Speaking at Tesla's AI Day event, the billionaire entrepreneur
said the robot, which stands around five foot eight inches tall,
would be able to handle jobs from attaching bolts to cars with a
wrench, or picking up groceries at stores.
The robot would have "profound implications for the economy,"
Musk said, addressing a labour shortage. He said it was
important to make the machine not "super-expensive."
The AI Day event came amid growing scrutiny over the safety and
capability of Tesla's "Full Self-Driving" advanced driver
assistant system.
Musk didn't comment on that scrutiny over the safety of Tesla
technology but said that he was confident of achieving full
self-driving with higher safety than humans using current in-car
cameras and computers.
U.S. safety regulators earlier this week opened an investigation
into Tesla's driver assistant system because of accidents where
Tesla cars crashed into stationary police cars and fire trucks.

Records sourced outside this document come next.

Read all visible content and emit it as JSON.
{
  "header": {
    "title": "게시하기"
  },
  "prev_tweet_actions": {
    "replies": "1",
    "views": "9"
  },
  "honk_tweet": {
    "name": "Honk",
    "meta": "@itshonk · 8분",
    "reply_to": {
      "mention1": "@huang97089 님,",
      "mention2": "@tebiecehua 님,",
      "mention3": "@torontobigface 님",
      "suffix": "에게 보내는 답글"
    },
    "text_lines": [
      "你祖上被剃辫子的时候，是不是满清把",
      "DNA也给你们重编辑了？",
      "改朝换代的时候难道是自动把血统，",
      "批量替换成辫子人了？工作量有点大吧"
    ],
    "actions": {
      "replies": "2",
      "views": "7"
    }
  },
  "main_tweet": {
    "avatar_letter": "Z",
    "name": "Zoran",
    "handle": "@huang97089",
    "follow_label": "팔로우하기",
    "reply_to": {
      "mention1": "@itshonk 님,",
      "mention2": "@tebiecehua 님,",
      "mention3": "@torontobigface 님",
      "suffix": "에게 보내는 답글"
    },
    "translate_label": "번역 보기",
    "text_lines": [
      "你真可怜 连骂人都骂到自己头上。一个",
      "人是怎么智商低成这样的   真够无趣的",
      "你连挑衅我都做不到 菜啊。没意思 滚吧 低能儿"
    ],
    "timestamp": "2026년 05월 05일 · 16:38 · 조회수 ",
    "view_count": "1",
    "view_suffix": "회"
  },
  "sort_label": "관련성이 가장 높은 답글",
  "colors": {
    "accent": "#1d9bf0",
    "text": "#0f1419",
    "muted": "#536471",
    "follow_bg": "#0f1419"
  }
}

Two U.S. senators have also called on the Federal Trade
Commission to investigate Tesla's claims for its "Full
Self-Driving" system.
At the event on Thursday Tesla also unveiled chips it designed
in-house https://www.reuters.com/business/autos-transportation/tesla-unveils-own-chip-ai-training-computer-dojo-2021-08-20
for its high-speed computer, Dojo, to help develop its automated
driving system. Musk said Dojo would be operational next year.
He said Tesla will also introduce new hardware for its
self-driving computer for its Cybertruck electric pick-up truck
in "about a year or so."
Tesla in July pushed back the launch of its much-anticipated
Cybertruck from this year, without giving a timeframe for its
arrival on the market.
On Thursday some questioned whether Musk, who has frequently
touted technology advances at showpiece events only to scale
plans down later on, would be able to come good on his aims for
the robot.
"Is the 'Tesla Bot' the next dream shot to pump up the hype
machine?" said Raj Rajkumar, professor of electrical and
computer engineering at Carnegie Mellon University.
"I can safely say that it will be much longer than 10 years
before a humanoid bot from any company on the planet can go to
the store and get groceries for you."